O objetivo deste artigo é apresentar um relato de caso clínico onde a rh (recombinante humana) BMP-2 foi utilizada no processo de aumento ósseo na região anterior da maxila edêntula.

 

RELATO DE CASO CLÍNICO

A metodologia realizada no caso clínico descrito foi submetidaà apreciação do Comitê de Ética em Pesquisa da Faculdade de Odontologia de Araraquara (CEP-FOAr) e aprovada sob o protocolo número 32/09. Um paciente do sexo masculino, 41 anos de idade, relatando boa saúde sistêmica à anamnese, não fumante, procurou atendimento odontológico na clínica do curso de especialização em Implantodontia da Fundação Araraquarense de Ensino e Pesquisa em Odontologia (Faepo), com o objetivo de instalar implantes osseointegráveis na região anterior da maxila.

Após avaliação odontológica (Figura 1) e tomográfica (Figura 2), foi diagnosticada a necessidade de enxertia óssea na região entre dentes caninos superiores previamente à instalação dos implantes osseointegráveis. Como método de enxertia óssea, foi proposto a realização do procedimento de aumento ósseo com a rhBMP-2 (Infuse Bone Graft®, Medtronic Sofamor Danek, Memphis, TN - EUA). O paciente foi informado sobre o caráter experimental do procedimento e assinou termo de consentimento livre e esclarecido.

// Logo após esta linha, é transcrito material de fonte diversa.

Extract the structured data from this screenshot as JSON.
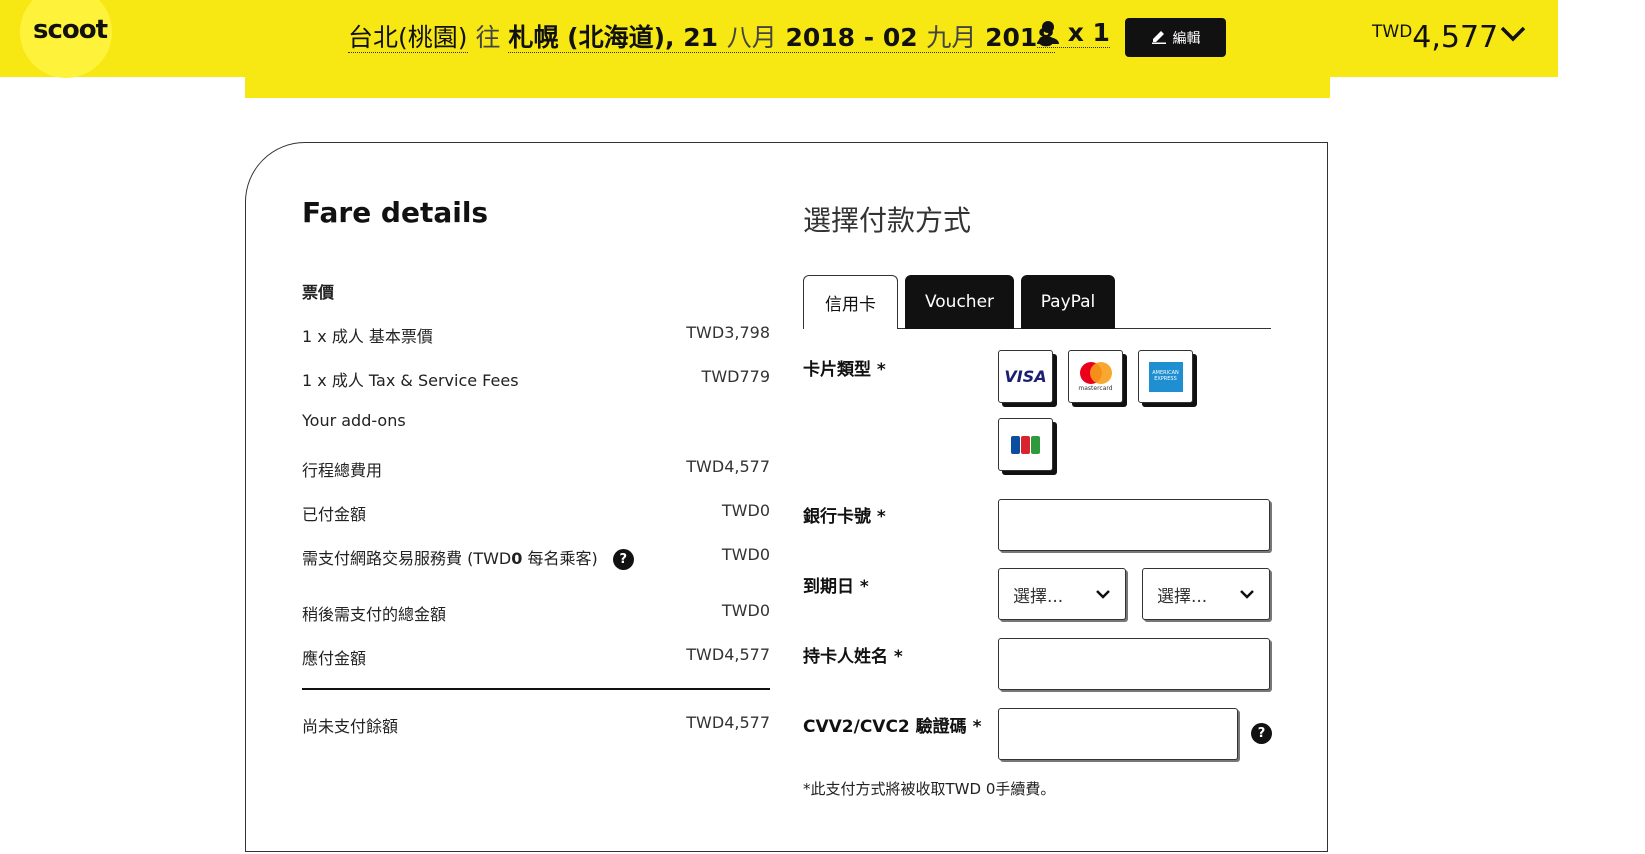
{
  "header": {
    "logo": "scoot",
    "origin": "台北(桃園)",
    "to_word": "往",
    "destination": "札幌 (北海道)",
    "comma": ",",
    "dep_day": "21",
    "dep_month": "八月",
    "dep_year": "2018",
    "dash": "-",
    "ret_day": "02",
    "ret_month": "九月",
    "ret_year": "2018",
    "pax_label": "x 1",
    "edit_label": "編輯",
    "total_currency": "TWD",
    "total_amount": "4,577",
    "colors": {
      "brand_yellow": "#f7e814",
      "dark": "#111111"
    }
  },
  "fare": {
    "title": "Fare details",
    "section_label": "票價",
    "rows": [
      {
        "label": "1 x 成人 基本票價",
        "value": "TWD3,798"
      },
      {
        "label": "1 x 成人 Tax & Service Fees",
        "value": "TWD779"
      }
    ],
    "addons_label": "Your add-ons",
    "trip_total_label": "行程總費用",
    "trip_total_value": "TWD4,577",
    "paid_label": "已付金額",
    "paid_value": "TWD0",
    "fee_label_prefix": "需支付網路交易服務費 (TWD",
    "fee_label_bold": "0",
    "fee_label_suffix": " 每名乘客)",
    "fee_value": "TWD0",
    "later_label": "稍後需支付的總金額",
    "later_value": "TWD0",
    "due_label": "應付金額",
    "due_value": "TWD4,577",
    "balance_label": "尚未支付餘額",
    "balance_value": "TWD4,577"
  },
  "payment": {
    "title": "選擇付款方式",
    "tabs": [
      {
        "label": "信用卡",
        "active": true
      },
      {
        "label": "Voucher",
        "active": false
      },
      {
        "label": "PayPal",
        "active": false
      }
    ],
    "card_type_label": "卡片類型 *",
    "card_types": [
      "VISA",
      "mastercard",
      "AMERICAN EXPRESS",
      "JCB"
    ],
    "card_number_label": "銀行卡號 *",
    "expiry_label": "到期日 *",
    "expiry_month_placeholder": "選擇...",
    "expiry_year_placeholder": "選擇...",
    "holder_label": "持卡人姓名 *",
    "cvv_label": "CVV2/CVC2 驗證碼 *",
    "note": "*此支付方式將被收取TWD 0手續費。"
  }
}
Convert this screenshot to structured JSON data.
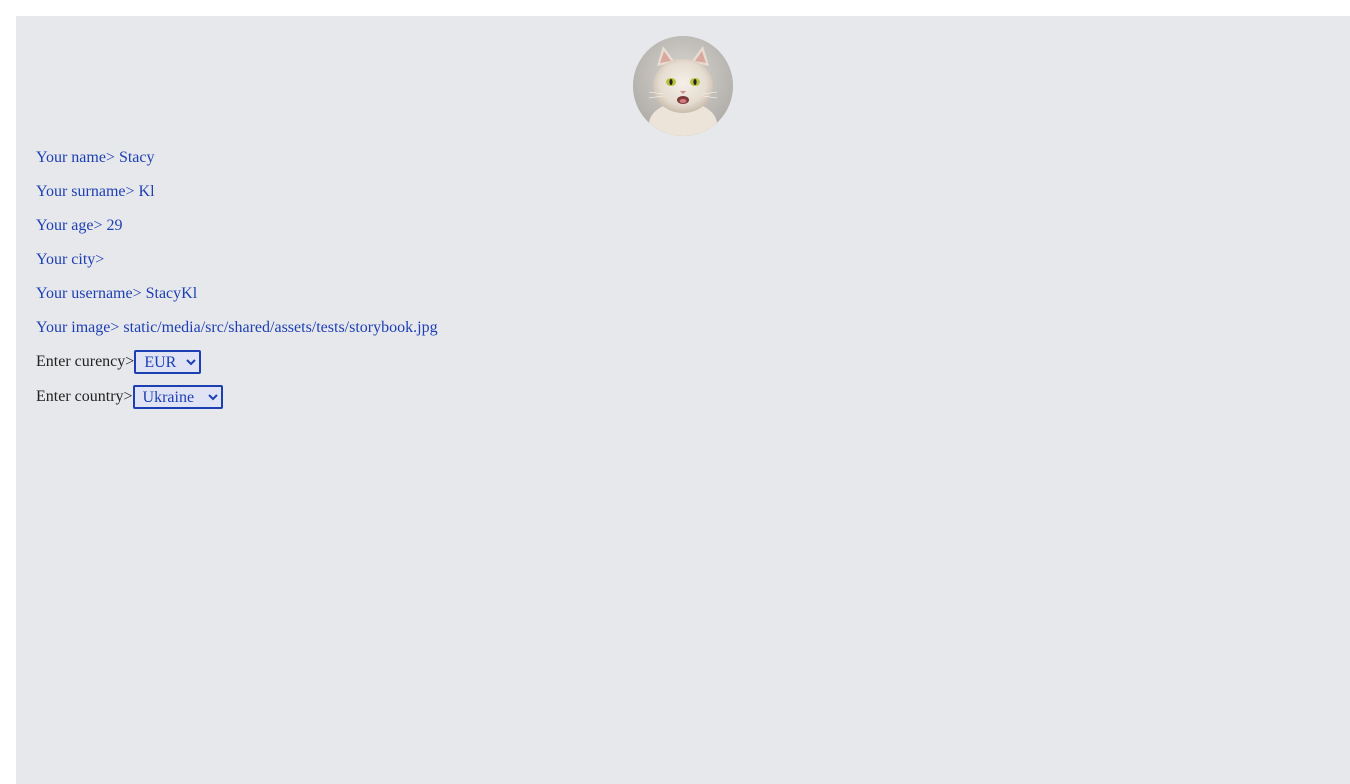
{
  "profile": {
    "avatar_alt": "cat avatar",
    "name_label": "Your name>",
    "name_value": "Stacy",
    "surname_label": "Your surname>",
    "surname_value": "Kl",
    "age_label": "Your age>",
    "age_value": "29",
    "city_label": "Your city>",
    "city_value": "",
    "username_label": "Your username>",
    "username_value": "StacyKl",
    "image_label": "Your image>",
    "image_value": "static/media/src/shared/assets/tests/storybook.jpg"
  },
  "currency": {
    "label": "Enter curency>",
    "selected": "EUR"
  },
  "country": {
    "label": "Enter country>",
    "selected": "Ukraine"
  },
  "colors": {
    "panel_bg": "#e7e8eb",
    "accent": "#1d3fb4"
  }
}
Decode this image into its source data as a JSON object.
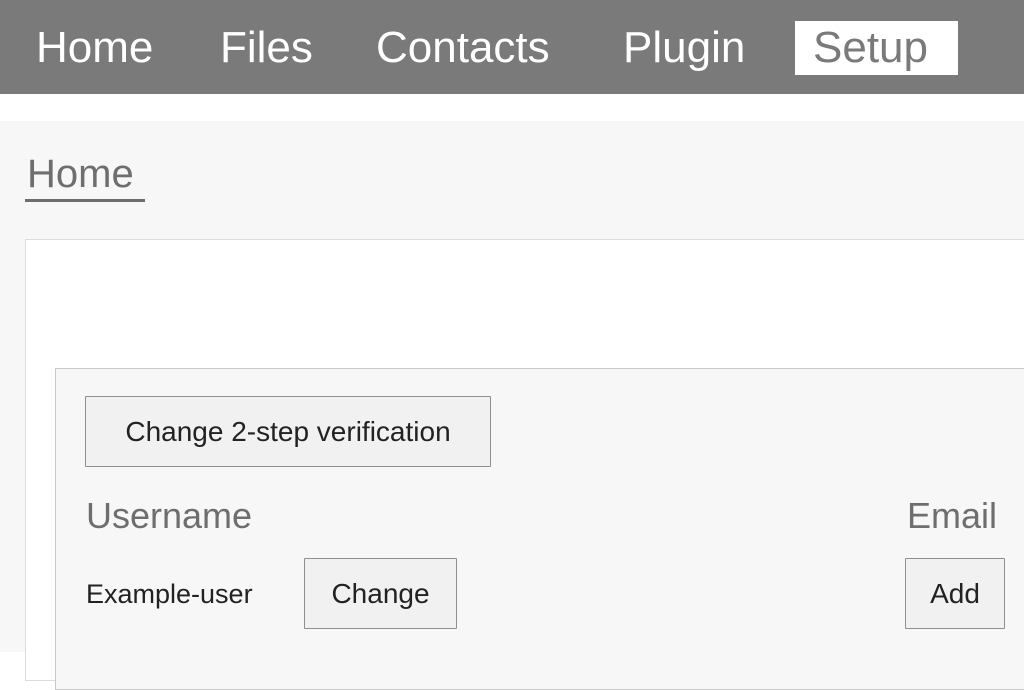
{
  "nav": {
    "items": [
      {
        "label": "Home"
      },
      {
        "label": "Files"
      },
      {
        "label": "Contacts"
      },
      {
        "label": "Plugin"
      },
      {
        "label": "Setup",
        "active": true
      }
    ]
  },
  "page": {
    "title": "Home"
  },
  "account": {
    "two_step_button": "Change 2-step verification",
    "username_label": "Username",
    "username_value": "Example-user",
    "username_change_button": "Change",
    "email_label": "Email",
    "email_add_button": "Add"
  },
  "colors": {
    "nav_background": "#7a7a7a",
    "nav_text": "#ffffff",
    "active_tab_background": "#ffffff",
    "active_tab_text": "#7a7a7a",
    "content_background": "#f7f7f7"
  }
}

A cirurgia foi realizada com anestesia local. Após a realização das incisões verticais e horizontal, foi feito o descolamento do tecido mole adjacente até que o início do soalho da fossa nasal fosse visualizado e todo o leito receptor estivesse livre de periósteo (Figuras 3 e 4). Nesta etapa, após avaliação clínica transcirúrgica, foi preparado e utilizado, conforme as recomendações do fabricante, o Kit Infuse Bone Graft® tamanho pequeno, composto por uma dose de 4,2 mg de rhBMP-2 a uma concentração de 1,5 mg/ml, mais duas esponjas carreadoras a base de colágeno bovino tipo 1 (2,5 x 5 cm de tamanho).

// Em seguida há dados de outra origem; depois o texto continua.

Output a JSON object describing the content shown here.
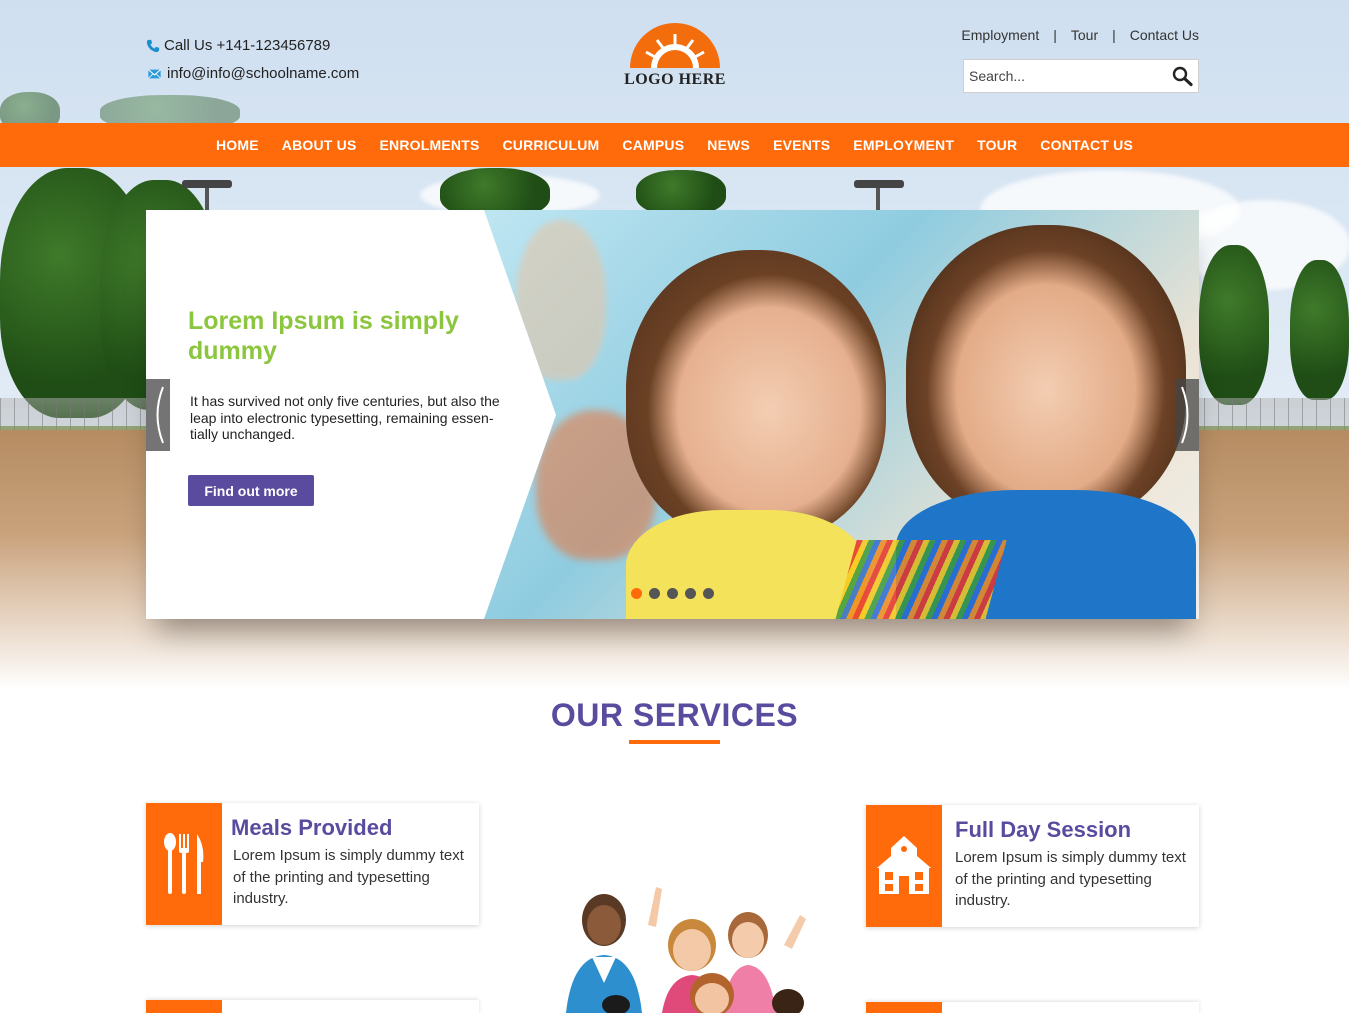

Após o preparo do material de enxertia, foi realizada a divisão do retalho vestibular para que houvesse um posterior fechamento passivo da área enxertada, e também o preparo do leito ósseo receptor através de estrias de desgaste ósseo com o auxílio de brocas cirúrgicas específicas, objetivando um aumento da vascularização local e consequentemente a presença de células mesenquimais indiferenciadas para auxiliar o mecanismo de osteoindução da rhBMP-2.

Neste caso, para a estabilização do sistema Infuse Bone Graft® foi utilizada uma malha de titânio de 0,2 mm de espessura (Stryker Corporation - EUA), moldada no momento transcirúrgico.

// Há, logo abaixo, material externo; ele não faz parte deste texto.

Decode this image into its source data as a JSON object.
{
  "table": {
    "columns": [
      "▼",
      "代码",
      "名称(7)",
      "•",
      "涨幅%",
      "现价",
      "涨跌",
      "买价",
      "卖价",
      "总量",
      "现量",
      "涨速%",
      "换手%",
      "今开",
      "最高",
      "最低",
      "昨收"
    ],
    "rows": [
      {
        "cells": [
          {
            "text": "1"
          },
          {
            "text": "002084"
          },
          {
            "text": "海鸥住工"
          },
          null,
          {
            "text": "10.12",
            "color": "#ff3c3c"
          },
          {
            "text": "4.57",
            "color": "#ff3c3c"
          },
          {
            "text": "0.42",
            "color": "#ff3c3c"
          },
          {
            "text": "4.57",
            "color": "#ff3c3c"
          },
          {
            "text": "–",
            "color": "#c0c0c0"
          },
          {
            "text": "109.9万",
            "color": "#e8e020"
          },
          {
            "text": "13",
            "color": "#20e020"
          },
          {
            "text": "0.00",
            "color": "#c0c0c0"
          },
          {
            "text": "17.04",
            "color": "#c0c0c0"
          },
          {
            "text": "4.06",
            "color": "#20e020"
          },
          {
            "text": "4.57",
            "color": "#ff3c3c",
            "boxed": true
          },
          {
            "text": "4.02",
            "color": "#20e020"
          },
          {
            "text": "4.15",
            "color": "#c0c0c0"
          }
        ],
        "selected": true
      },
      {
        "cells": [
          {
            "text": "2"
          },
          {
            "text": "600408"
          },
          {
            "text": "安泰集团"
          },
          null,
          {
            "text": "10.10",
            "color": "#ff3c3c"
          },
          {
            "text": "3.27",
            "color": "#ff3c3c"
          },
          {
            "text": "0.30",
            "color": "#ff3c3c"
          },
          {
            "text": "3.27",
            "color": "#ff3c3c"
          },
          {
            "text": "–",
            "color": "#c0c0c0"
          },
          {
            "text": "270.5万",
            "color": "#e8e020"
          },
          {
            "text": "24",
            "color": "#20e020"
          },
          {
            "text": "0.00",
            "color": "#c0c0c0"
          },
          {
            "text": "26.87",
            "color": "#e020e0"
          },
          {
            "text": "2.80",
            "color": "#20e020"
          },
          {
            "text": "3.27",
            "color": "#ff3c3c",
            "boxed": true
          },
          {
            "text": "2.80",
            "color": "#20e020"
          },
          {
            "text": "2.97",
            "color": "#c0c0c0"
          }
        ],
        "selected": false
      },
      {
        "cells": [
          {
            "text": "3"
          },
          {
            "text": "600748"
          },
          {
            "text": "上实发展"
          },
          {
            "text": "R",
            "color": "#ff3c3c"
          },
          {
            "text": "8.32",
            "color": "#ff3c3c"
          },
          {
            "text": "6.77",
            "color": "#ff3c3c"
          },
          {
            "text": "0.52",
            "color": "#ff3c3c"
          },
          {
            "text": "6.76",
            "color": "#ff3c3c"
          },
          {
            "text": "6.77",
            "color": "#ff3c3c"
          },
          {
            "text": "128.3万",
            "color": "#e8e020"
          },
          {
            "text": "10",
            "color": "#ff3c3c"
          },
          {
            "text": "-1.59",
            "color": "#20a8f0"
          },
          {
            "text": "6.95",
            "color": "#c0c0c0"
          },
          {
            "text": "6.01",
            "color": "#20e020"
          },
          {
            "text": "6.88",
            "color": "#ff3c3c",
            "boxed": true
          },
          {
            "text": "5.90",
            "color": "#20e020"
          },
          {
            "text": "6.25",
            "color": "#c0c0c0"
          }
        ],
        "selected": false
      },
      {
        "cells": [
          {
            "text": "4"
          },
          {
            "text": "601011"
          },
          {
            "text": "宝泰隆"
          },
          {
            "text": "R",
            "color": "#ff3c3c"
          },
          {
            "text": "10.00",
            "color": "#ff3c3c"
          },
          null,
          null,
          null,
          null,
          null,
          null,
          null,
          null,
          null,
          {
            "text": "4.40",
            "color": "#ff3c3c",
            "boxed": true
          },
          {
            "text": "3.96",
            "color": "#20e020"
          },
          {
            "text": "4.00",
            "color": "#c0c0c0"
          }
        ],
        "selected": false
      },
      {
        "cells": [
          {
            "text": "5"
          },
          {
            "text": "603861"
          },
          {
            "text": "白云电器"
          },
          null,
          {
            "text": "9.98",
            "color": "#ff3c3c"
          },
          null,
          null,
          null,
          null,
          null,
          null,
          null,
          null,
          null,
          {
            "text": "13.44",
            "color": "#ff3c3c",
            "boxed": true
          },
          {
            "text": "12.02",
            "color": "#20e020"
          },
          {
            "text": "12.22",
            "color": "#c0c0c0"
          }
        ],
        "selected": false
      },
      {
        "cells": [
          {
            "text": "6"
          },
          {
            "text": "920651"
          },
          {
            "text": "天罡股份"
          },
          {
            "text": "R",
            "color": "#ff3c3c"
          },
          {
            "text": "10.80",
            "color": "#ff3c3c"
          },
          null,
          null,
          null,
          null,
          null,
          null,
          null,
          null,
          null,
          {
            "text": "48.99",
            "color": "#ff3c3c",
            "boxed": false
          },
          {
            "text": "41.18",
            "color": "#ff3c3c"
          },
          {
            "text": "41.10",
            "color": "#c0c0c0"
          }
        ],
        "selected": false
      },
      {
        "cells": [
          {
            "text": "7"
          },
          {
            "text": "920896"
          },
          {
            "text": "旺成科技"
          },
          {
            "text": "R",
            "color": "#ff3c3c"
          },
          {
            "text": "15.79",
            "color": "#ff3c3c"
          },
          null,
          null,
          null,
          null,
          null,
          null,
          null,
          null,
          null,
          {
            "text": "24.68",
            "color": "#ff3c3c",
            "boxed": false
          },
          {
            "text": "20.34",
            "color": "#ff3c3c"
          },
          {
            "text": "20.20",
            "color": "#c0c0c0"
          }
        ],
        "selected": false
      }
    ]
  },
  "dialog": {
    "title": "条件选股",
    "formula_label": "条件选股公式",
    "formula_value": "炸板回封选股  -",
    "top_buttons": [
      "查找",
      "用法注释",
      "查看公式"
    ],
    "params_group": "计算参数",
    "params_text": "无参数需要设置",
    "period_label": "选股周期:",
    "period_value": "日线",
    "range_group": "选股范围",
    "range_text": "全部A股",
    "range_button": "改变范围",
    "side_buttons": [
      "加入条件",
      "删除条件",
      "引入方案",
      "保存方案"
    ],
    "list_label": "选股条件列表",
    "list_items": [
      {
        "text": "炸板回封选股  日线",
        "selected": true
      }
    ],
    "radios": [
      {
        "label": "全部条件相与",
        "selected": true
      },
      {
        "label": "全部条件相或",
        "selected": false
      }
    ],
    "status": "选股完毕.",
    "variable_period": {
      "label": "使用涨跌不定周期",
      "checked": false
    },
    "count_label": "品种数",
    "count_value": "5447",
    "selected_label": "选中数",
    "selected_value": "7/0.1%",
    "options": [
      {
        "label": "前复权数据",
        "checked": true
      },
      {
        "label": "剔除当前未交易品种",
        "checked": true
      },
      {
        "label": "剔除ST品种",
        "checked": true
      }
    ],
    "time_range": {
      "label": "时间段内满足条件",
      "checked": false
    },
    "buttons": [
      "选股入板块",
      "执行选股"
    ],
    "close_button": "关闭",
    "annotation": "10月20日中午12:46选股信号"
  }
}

A malha de titânio foi moldada ao tecido do rebordo ósseo remanescente de forma que se evitasse o tensionamento do tecido mole na região durante o pós-operatório e, consequentemente, uma deiscência da sutura; ao mesmo tempo, cuidou-se para que o posicionamento da malha de titânio permitisse um aumento ósseo suficiente para a futura instalação dos implantes osseointegráveis. Após a delimitação e acomodação da malha de titânio, o material Infuse Bone Graft® foi colocado em posição e a malha foi fixada com parafusos de enxerto ósseo (1,5 x 6 mm - Conexão Sistema de Próteses, Arujá, SP – Brasil)(Figuras 5 e 6).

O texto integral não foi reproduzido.